American, Chinese scientists find two new vegetable fatty acids

Source: Xinhua| 2018-08-28 05:42:16|Editor: Mu Xuequan
Video PlayerClose

WASHINGTON, Aug. 27 (Xinhua) -- American and Chinese scientists discovered two new fatty acids in vegetable oils, potentially to be developed as high-quality lubricants.

The study published on Monday in the journal Nature Plants revealed that two acids, Nebraskanic acid and Wuhanic acid, made up nearly half of the seed oil found in the Chinese violet cress, and named after their discoverers, the University of Nebraska-Lincoln and Huazhong Agricultural University in China.

"People thought maybe they'd found everything there was to find," said Nebraska's Ed Cahoon, a George Holmes University Professor of biochemistry who co-authored the paper. "It's been at least several decades since somebody has discovered a new component of vegetable oil like this."

Fatty acids represent the primary components of vegetable oils, which are best known for their role in the kitchen but have also found use in biodiesel fuels, lubricants and other industrial applications.

Most off-the-shelf vegetable oils, such as canola or soybean oil, contain the same five fatty acids. Those conventional fatty acids all contain either 16 or 18 carbon atoms and feature similar molecular structures, according to the researchers.

By contrast, Nebraskanic and Wuhanic rank among a class of "unusual" fatty acids that contain fewer or more carbon atoms and uncommon molecular branches that stem from those carbons. They both have 24 atoms.
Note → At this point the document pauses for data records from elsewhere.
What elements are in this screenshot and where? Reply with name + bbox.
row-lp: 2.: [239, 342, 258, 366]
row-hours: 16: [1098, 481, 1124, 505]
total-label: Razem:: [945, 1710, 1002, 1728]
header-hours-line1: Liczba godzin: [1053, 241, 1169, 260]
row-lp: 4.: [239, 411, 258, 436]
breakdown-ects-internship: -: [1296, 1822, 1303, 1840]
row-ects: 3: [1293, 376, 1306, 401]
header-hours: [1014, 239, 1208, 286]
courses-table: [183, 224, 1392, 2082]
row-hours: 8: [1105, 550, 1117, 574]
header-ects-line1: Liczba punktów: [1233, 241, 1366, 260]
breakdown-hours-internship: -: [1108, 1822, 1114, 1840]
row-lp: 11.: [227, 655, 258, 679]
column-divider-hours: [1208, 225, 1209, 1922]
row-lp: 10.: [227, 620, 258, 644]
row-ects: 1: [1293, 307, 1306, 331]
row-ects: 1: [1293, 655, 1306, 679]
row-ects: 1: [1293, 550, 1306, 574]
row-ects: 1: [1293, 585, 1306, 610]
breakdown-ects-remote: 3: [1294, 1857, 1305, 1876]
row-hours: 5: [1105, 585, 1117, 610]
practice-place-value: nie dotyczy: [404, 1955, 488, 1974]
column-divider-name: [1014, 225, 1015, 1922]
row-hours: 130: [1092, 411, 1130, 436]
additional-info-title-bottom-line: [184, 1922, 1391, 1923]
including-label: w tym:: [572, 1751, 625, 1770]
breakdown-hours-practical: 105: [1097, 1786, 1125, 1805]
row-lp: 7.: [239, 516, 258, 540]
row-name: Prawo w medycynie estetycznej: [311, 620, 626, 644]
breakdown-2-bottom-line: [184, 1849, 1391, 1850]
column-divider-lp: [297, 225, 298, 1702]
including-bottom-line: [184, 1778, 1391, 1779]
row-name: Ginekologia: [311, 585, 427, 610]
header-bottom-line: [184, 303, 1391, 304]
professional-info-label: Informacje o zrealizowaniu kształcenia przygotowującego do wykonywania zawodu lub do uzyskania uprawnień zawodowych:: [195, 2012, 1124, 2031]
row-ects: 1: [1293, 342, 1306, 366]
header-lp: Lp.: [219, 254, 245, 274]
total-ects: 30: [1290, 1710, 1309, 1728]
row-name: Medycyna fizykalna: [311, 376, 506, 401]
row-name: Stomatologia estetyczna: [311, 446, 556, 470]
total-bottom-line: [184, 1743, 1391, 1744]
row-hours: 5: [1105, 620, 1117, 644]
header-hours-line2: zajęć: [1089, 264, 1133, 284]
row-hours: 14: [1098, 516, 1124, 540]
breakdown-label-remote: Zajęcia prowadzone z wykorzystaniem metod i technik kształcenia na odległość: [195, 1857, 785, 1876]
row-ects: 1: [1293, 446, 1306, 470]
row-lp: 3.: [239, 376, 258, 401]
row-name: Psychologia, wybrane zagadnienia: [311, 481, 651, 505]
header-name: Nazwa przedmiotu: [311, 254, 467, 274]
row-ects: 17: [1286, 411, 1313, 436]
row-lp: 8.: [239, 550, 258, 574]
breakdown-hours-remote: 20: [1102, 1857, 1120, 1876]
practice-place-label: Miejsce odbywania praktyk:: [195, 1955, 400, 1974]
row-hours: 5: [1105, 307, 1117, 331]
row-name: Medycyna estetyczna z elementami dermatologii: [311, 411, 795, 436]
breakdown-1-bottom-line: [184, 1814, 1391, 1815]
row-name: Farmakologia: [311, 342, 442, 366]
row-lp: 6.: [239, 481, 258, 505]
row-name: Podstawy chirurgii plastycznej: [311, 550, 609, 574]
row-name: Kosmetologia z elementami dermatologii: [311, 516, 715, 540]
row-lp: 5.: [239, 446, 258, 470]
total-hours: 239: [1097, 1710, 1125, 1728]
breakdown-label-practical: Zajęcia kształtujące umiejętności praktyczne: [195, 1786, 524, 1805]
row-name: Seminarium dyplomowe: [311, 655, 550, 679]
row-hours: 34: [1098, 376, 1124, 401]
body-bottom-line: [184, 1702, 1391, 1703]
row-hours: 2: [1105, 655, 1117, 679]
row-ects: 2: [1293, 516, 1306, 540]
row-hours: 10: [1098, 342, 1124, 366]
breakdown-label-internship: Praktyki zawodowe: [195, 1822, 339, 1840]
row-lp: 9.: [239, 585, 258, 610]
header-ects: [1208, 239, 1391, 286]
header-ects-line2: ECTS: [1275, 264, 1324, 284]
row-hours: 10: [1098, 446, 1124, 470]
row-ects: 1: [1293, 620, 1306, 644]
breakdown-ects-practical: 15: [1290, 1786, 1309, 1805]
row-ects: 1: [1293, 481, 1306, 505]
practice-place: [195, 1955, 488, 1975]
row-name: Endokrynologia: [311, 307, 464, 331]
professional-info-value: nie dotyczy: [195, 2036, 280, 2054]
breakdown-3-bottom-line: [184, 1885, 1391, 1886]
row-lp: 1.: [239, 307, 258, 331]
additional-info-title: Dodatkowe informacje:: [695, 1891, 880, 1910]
All known fatty acids generally add two carbon atoms at the end of a four-step biochemical cycle, then continue doing so until assembly is complete.
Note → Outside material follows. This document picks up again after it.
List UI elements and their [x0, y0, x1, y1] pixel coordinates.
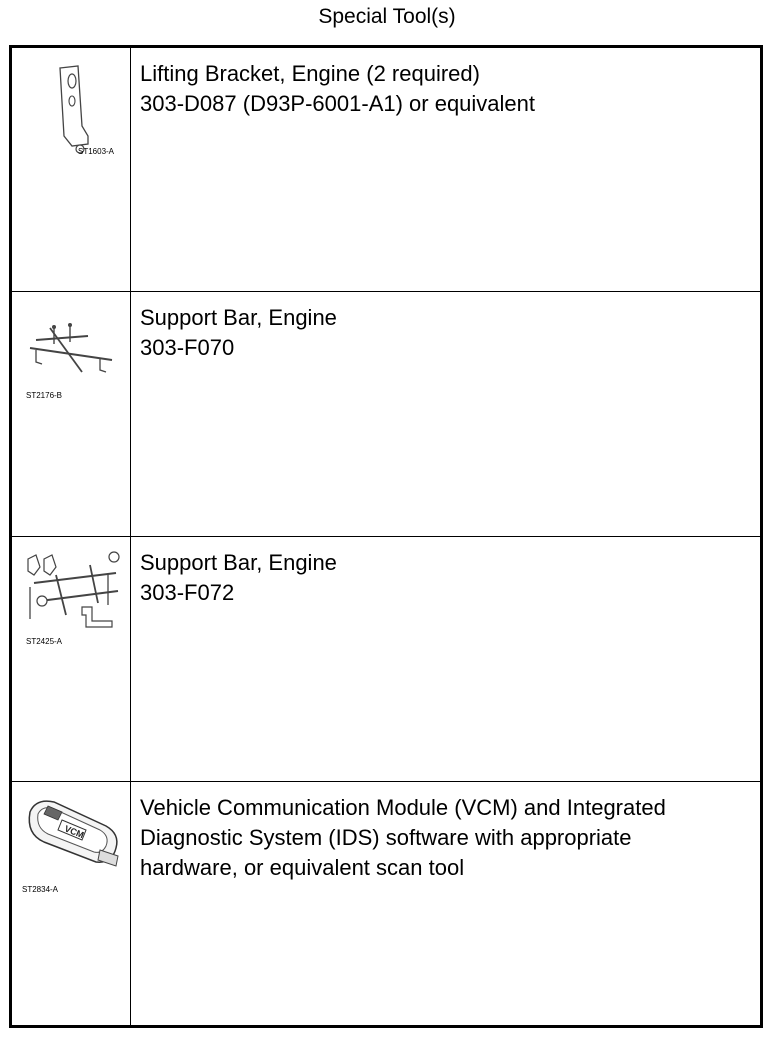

But the Nebraskanic and Wuhanic acids seem to go in a way rarely if ever seen outside of certain bacteria. Both acids appear to follow the traditional script until adding their 10th pair of carbon atoms, Cahoon said.

After reaching that milestone, though, the acids appear to skip the last two steps of the four-step cycle, twice cutting short the routine to accelerate the addition of the 11th and 12th carbon pairs.
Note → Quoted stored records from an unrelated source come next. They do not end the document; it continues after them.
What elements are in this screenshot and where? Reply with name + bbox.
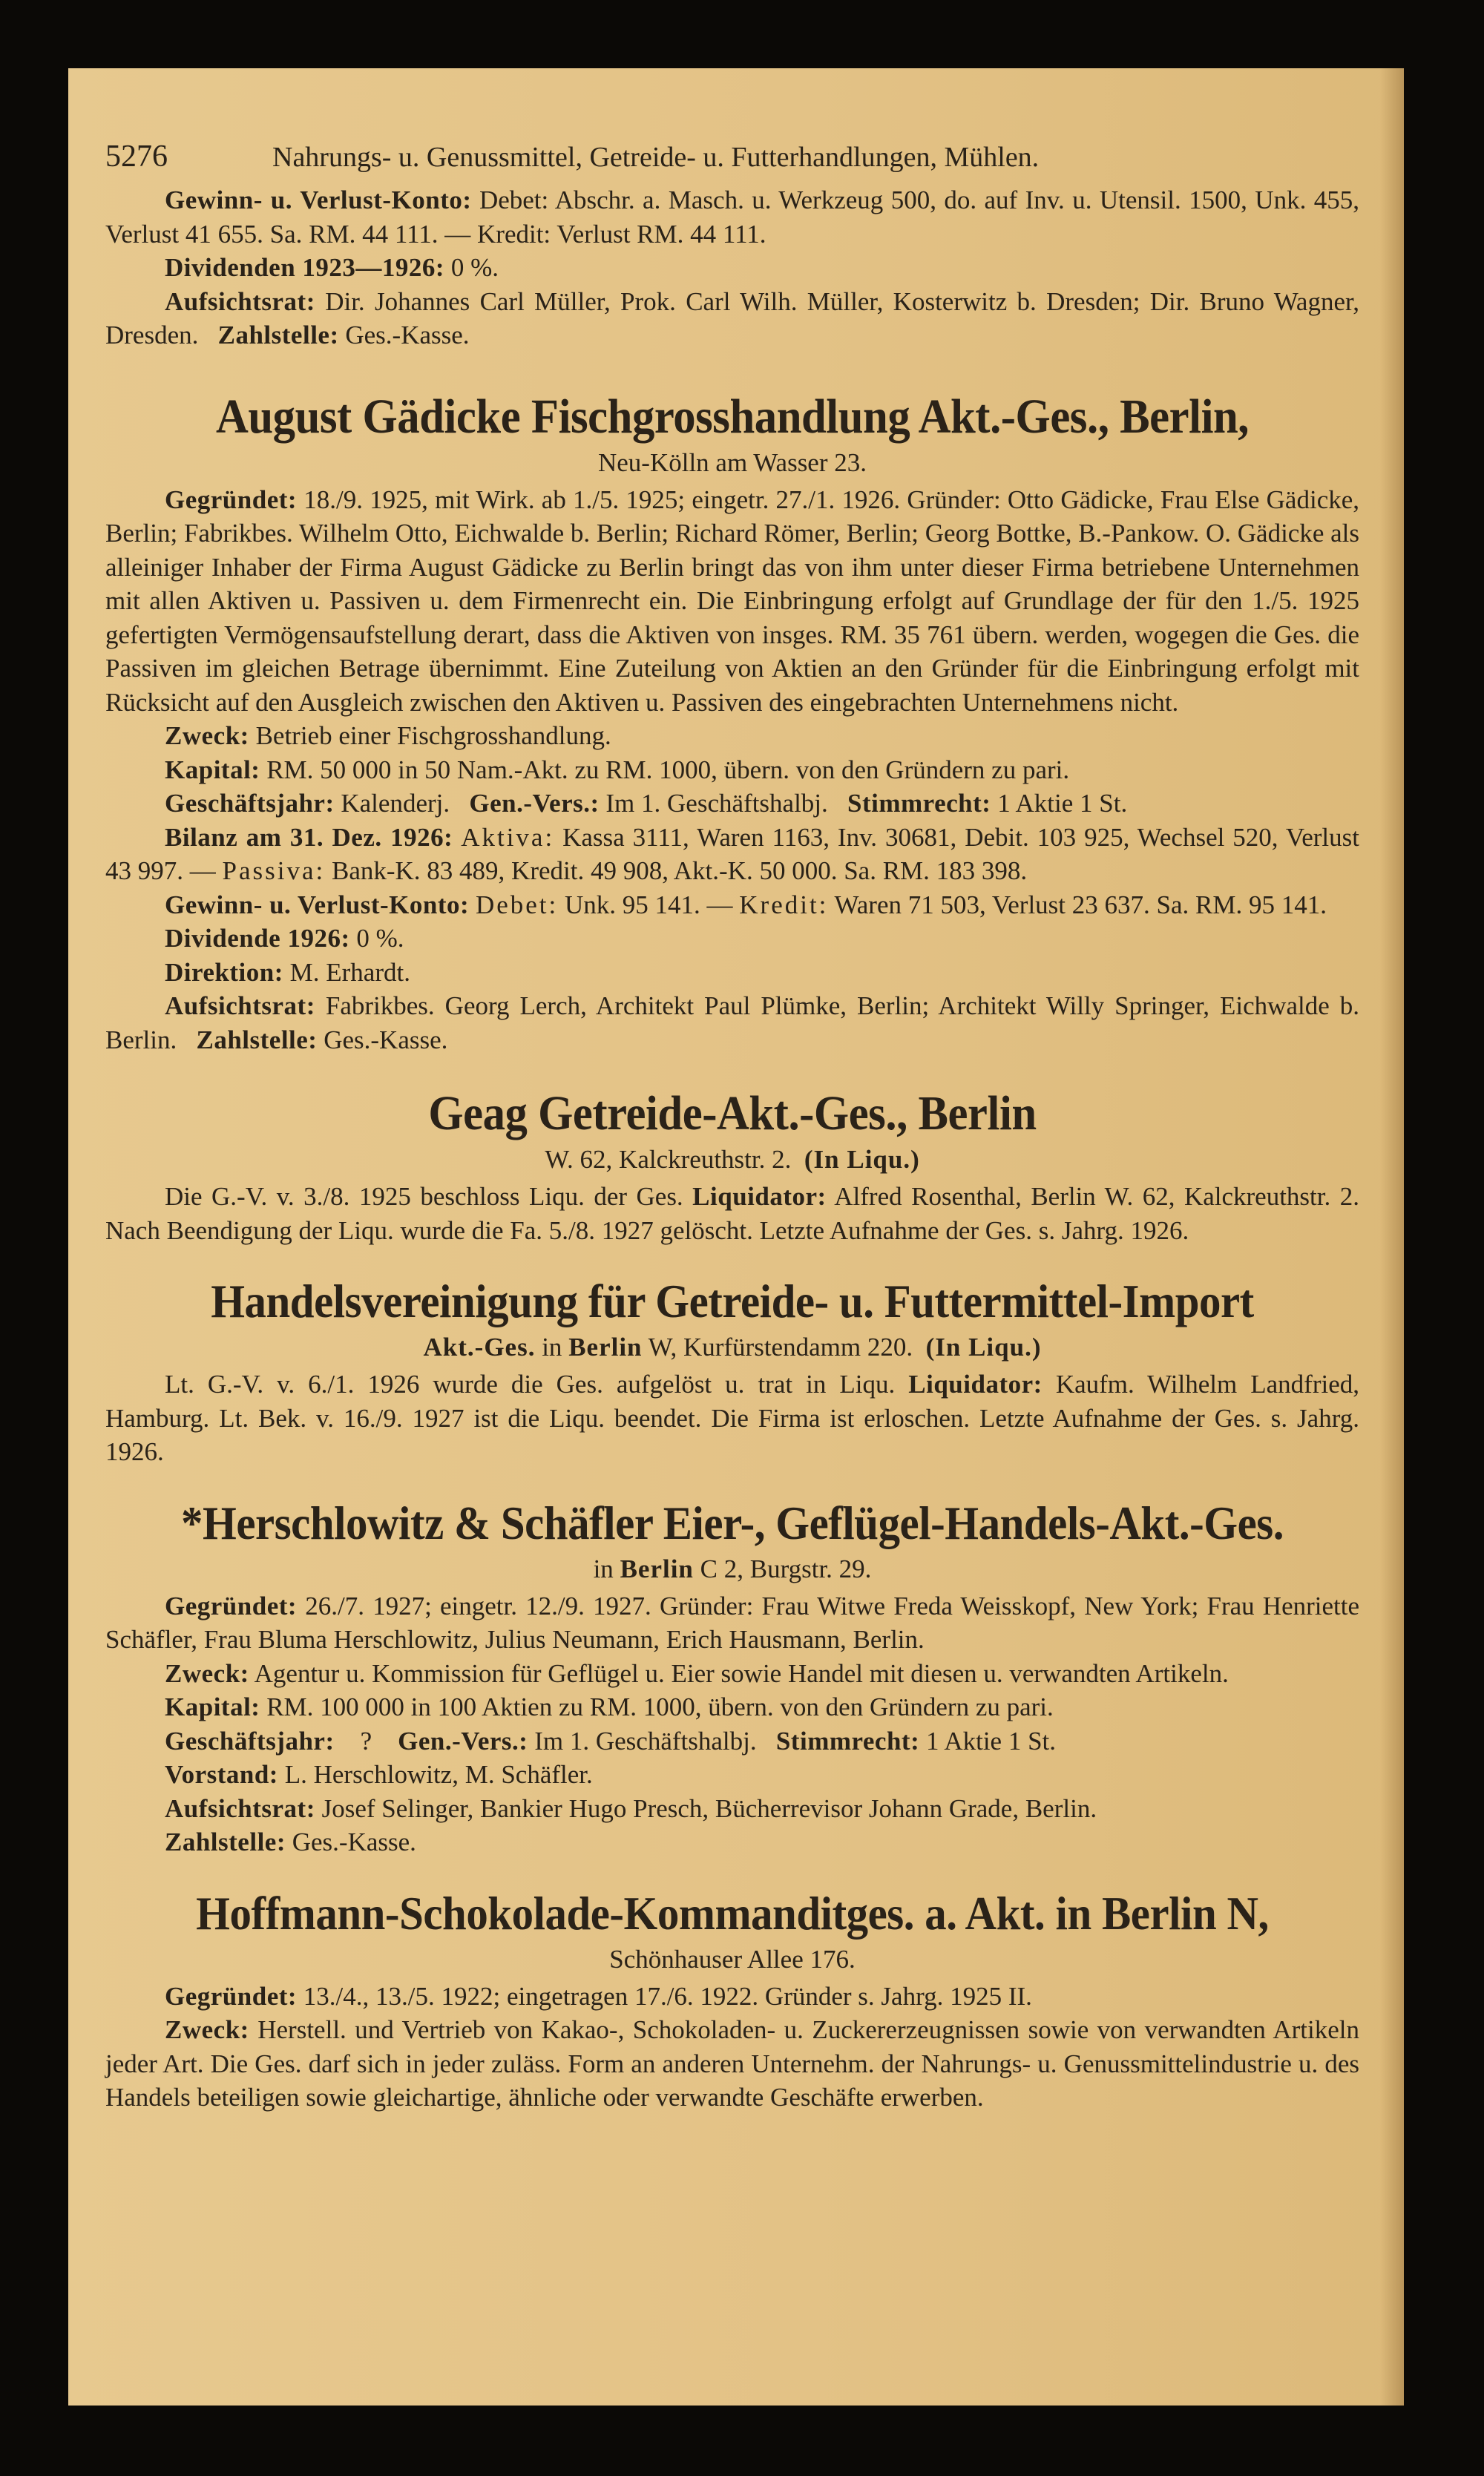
field-text: RM. 50 000 in 50 Nam.-Akt. zu RM. 1000, übern. von den Gründern zu pari. [266, 755, 1070, 784]
field-label: Aufsichtsrat: [165, 286, 315, 316]
field-label: Gegründet: [165, 1981, 298, 2011]
running-title: Nahrungs- u. Genussmittel, Getreide- u. Futterhandlungen, Mühlen. [272, 142, 1040, 173]
supervisory-board [105, 285, 1359, 352]
field-label: Direktion: [165, 957, 283, 987]
field-text: L. Herschlowitz, M. Schäfler. [284, 1760, 593, 1789]
entry-hoffmann [105, 1886, 1359, 2115]
liquidation-status: (In Liqu.) [804, 1145, 920, 1174]
field-label: Stimmrecht: [847, 789, 991, 818]
address-text: C 2, Burgstr. 29. [700, 1554, 872, 1583]
profit-loss-account [105, 183, 1359, 251]
entry-continuation [105, 183, 1359, 352]
address-in: in [593, 1554, 614, 1583]
field-text: Debet: Abschr. a. Masch. u. Werkzeug 500, do. auf Inv. u. Utensil. 1500, Unk. 455, Verlust 41 655. Sa. RM. 44 111. — Kredit: Verlust RM. 44 111. [105, 185, 1359, 249]
field-label: Dividenden 1923—1926: [165, 253, 445, 282]
field-label: Stimmrecht: [775, 1726, 920, 1756]
entry-address [105, 1330, 1359, 1365]
address-text: W, Kurfürstendamm 220. [648, 1333, 913, 1362]
purpose [105, 719, 1359, 753]
entry-title: August Gädicke Fischgrosshandlung Akt.-Ges., Berlin, [215, 389, 1250, 444]
field-text: 13./4., 13./5. 1922; eingetragen 17./6. 1922. Gründer s. Jahrg. 1925 II. [303, 1981, 1032, 2011]
supervisory-board [105, 989, 1359, 1057]
entry-title: Geag Getreide-Akt.-Ges., Berlin [428, 1086, 1037, 1140]
field-text: 26./7. 1927; eingetr. 12./9. 1927. Gründer: Frau Witwe Freda Weisskopf, New York; Frau Henriette Schäfler, Frau Bluma Herschlowitz, Julius Neumann, Erich Hausmann, Berlin. [105, 1591, 1360, 1654]
fiscal-year [105, 787, 1359, 821]
field-text: Alfred Rosenthal, Berlin W. 62, Kalckreuthstr. 2. Nach Beendigung der Liqu. wurde die Fa. 5./8. 1927 gelöscht. Letzte Aufnahme der Ges. s. Jahrg. 1926. [105, 1182, 1359, 1245]
field-label: Liquidator: [692, 1182, 827, 1211]
field-label: Zweck: [165, 721, 249, 750]
field-text: Waren 71 503, Verlust 23 637. Sa. RM. 95 141. [834, 890, 1327, 919]
field-text: Josef Selinger, Bankier Hugo Presch, Bücherrevisor Johann Grade, Berlin. [321, 1793, 1097, 1823]
entry-geag [105, 1086, 1359, 1247]
field-text: Unk. 95 141. — [564, 890, 733, 919]
entry-body [105, 1180, 1359, 1247]
supervisory-board [105, 1792, 1359, 1826]
field-text: Betrieb einer Fischgrosshandlung. [255, 721, 611, 750]
field-label: Vorstand: [165, 1760, 278, 1789]
address-text: W. 62, Kalckreuthstr. 2. [545, 1145, 792, 1174]
field-label: Kapital: [165, 755, 260, 784]
management [105, 956, 1359, 990]
field-text: Agentur u. Kommission für Geflügel u. Eier sowie Handel mit diesen u. verwandten Artikeln. [254, 1658, 1229, 1688]
field-label: Zweck: [165, 1658, 249, 1688]
field-label: Aufsichtsrat: [165, 991, 315, 1020]
field-text: Dir. Johannes Carl Müller, Prok. Carl Wilh. Müller, Kosterwitz b. Dresden; Dir. Bruno Wagner, Dresden. [105, 286, 1360, 349]
field-text: 1 Aktie 1 St. [997, 789, 1128, 818]
field-text: 1 Aktie 1 St. [926, 1726, 1057, 1756]
purpose [105, 1657, 1359, 1691]
field-text: Lt. G.-V. v. 6./1. 1926 wurde die Ges. aufgelöst u. trat in Liqu. [165, 1370, 896, 1399]
field-label: Gegründet: [165, 485, 298, 514]
field-label: Zahlstelle: [165, 1828, 286, 1856]
field-text: Kalenderj. [341, 789, 450, 818]
field-text: Kassa 3111, Waren 1163, Inv. 30681, Debit. 103 925, Wechsel 520, Verlust 43 997. — [105, 822, 1360, 885]
entry-title: Handelsvereinigung für Getreide- u. Futtermittel-Import [211, 1275, 1254, 1327]
field-sublabel: Aktiva: [461, 822, 555, 852]
field-text: 0 %. [356, 924, 404, 953]
entry-handelsvereinigung [105, 1274, 1359, 1469]
address-city: Berlin [620, 1554, 694, 1583]
balance-sheet [105, 821, 1359, 888]
field-label: Bilanz am 31. Dez. 1926: [165, 822, 453, 852]
board [105, 1758, 1359, 1792]
dividend [105, 922, 1359, 956]
field-label: Geschäftsjahr: [165, 1726, 335, 1756]
field-text: RM. 100 000 in 100 Aktien zu RM. 1000, übern. von den Gründern zu pari. [266, 1692, 1054, 1721]
entry-address [105, 1143, 1359, 1177]
field-label: Gen.-Vers.: [398, 1726, 528, 1756]
page-number: 5276 [105, 139, 168, 174]
entry-body [105, 1367, 1359, 1469]
page-content [105, 139, 1359, 2115]
field-sublabel: Passiva: [222, 856, 326, 885]
dividends [105, 251, 1359, 285]
entry-address [105, 1552, 1359, 1586]
address-city: Berlin [568, 1333, 643, 1362]
profit-loss-account [105, 888, 1359, 922]
field-text: 18./9. 1925, mit Wirk. ab 1./5. 1925; eingetr. 27./1. 1926. Gründer: Otto Gädicke, Frau Else Gädicke, Berlin; Fabrikbes. Wilhelm Otto, Eichwalde b. Berlin; Richard Römer, Berlin; Georg Bottke, B.-Pankow. O. Gädicke als alleiniger Inhaber der Firma August Gädicke zu Berlin bringt das von ihm unter dieser Firma betriebene Unternehmen mit allen Aktiven u. Passiven u. dem Firmenrecht ein. Die Einbringung erfolgt auf Grundlage der für den 1./5. 1925 gefertigten Vermögensaufstellung derart, dass die Aktiven von insges. RM. 35 761 übern. werden, wogegen die Ges. die Passiven im gleichen Betrage übernimmt. Eine Zuteilung von Aktien an den Gründer für die Einbringung erfolgt mit Rücksicht auf den Ausgleich zwischen den Aktiven u. Passiven des eingebrachten Unternehmens nicht. [105, 485, 1360, 717]
founded [105, 1980, 1359, 2014]
field-label: Gewinn- u. Verlust-Konto: [165, 890, 470, 919]
entry-herschlowitz [105, 1496, 1359, 1859]
legal-form: Akt.-Ges. [423, 1333, 536, 1362]
field-label: Zahlstelle: [196, 1025, 318, 1054]
field-text: Kaufm. Wilhelm Landfried, Hamburg. Lt. Bek. v. 16./9. 1927 ist die Liqu. beendet. Die Firma ist erloschen. Letzte Aufnahme der Ges. s. Jahrg. 1926. [105, 1370, 1360, 1466]
paying-agent [105, 1825, 1359, 1859]
document-page [68, 68, 1404, 2406]
field-text: Ges.-Kasse. [292, 1828, 416, 1856]
field-text: Ges.-Kasse. [345, 321, 470, 349]
entry-title: *Herschlowitz & Schäfler Eier-, Geflügel-Handels-Akt.-Ges. [181, 1496, 1284, 1549]
entry-gaedicke [105, 390, 1359, 1057]
capital [105, 753, 1359, 787]
liquidation-status: (In Liqu.) [925, 1333, 1042, 1362]
capital [105, 1690, 1359, 1724]
entry-title: Hoffmann-Schokolade-Kommanditges. a. Akt. in Berlin N, [196, 1886, 1269, 1940]
founded [105, 483, 1359, 720]
field-label: Dividende 1926: [165, 924, 350, 953]
field-label: Gen.-Vers.: [469, 789, 600, 818]
field-sublabel: Debet: [475, 890, 559, 919]
field-label: Liquidator: [908, 1370, 1043, 1399]
field-text: Ges.-Kasse. [324, 1025, 448, 1054]
field-text: Herstell. und Vertrieb von Kakao-, Schokoladen- u. Zuckererzeugnissen sowie von verwandten Artikeln jeder Art. Die Ges. darf sich in jeder zuläss. Form an anderen Unternehm. der Nahrungs- u. Genussmittelindustrie u. des Handels beteiligen sowie gleichartige, ähnliche oder verwandte Geschäfte erwerben. [105, 2015, 1360, 2112]
field-label: Geschäftsjahr: [165, 789, 335, 818]
field-text: M. Erhardt. [289, 957, 410, 987]
field-sublabel: Kredit: [739, 890, 829, 919]
field-label: Gegründet: [165, 1591, 298, 1620]
field-label: Aufsichtsrat: [165, 1793, 315, 1823]
field-label: Zahlstelle: [217, 321, 339, 349]
running-header [105, 139, 1359, 183]
entry-address: Schönhauser Allee 176. [609, 1944, 856, 1974]
field-text: 0 %. [450, 253, 499, 282]
field-text: Fabrikbes. Georg Lerch, Architekt Paul Plümke, Berlin; Architekt Willy Springer, Eichwalde b. Berlin. [105, 991, 1360, 1054]
field-text: Im 1. Geschäftshalbj. [605, 789, 828, 818]
purpose [105, 2013, 1359, 2115]
founded [105, 1589, 1359, 1657]
field-label: Zweck: [165, 2015, 249, 2044]
field-label: Gewinn- u. Verlust-Konto: [165, 185, 472, 214]
address-in: in [542, 1333, 562, 1362]
entry-address: Neu-Kölln am Wasser 23. [597, 447, 867, 477]
field-text: ? [360, 1726, 372, 1756]
field-label: Kapital: [165, 1692, 260, 1721]
field-text: Die G.-V. v. 3./8. 1925 beschloss Liqu. der Ges. [165, 1182, 683, 1211]
field-text: Im 1. Geschäftshalbj. [534, 1726, 757, 1756]
fiscal-year [105, 1724, 1359, 1759]
field-text: Bank-K. 83 489, Kredit. 49 908, Akt.-K. 50 000. Sa. RM. 183 398. [331, 856, 1028, 885]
The process also leaves behind an oxygen-hydrogen branch, or hydroxyl group, in the fatty acid chain, according to the study.

"We believe that the fatty acids are linked to one another through the hydroxyl groups to form a complex matrix of fatty acids, which is quite different from how fatty acids are arranged in a typical vegetable oil," said Cahoon.

That unique assembly and structure could account for the corresponding oil's superior performance as a lubricant, which was tested at the University of North Texas (UNT).

Compared with castor oil, the violet cress oil reduced friction between steel surfaces by 20 percent at 25 degrees Celsius and by about 300 percent at 100 degrees Celsius.

"When we saw the long-chain molecules and their arrangement, we knew the oil found in Chinese violet cress seeds would make an excellent lubricant," said Diana Berman, assistant professor of materials science and engineering at UNT.

"This oil doesn't just have the potential to supplement or replace petroleum-based oil; it can also replace synthetics. It is a renewable solution to a limited-resource problem," said Berman.

The team also managed to pinpoint two genes that, when activated, help kick-start production of the fatty acids, thus ramping up production of the oil to an industrial scale.

"With breeding and bringing in other germplasm, maybe we can make this plant into an industrial oilseed crop," Cahoon said. "Right now, the yield is less than half that of canola, but canola's been intensively bred for more than 50 years."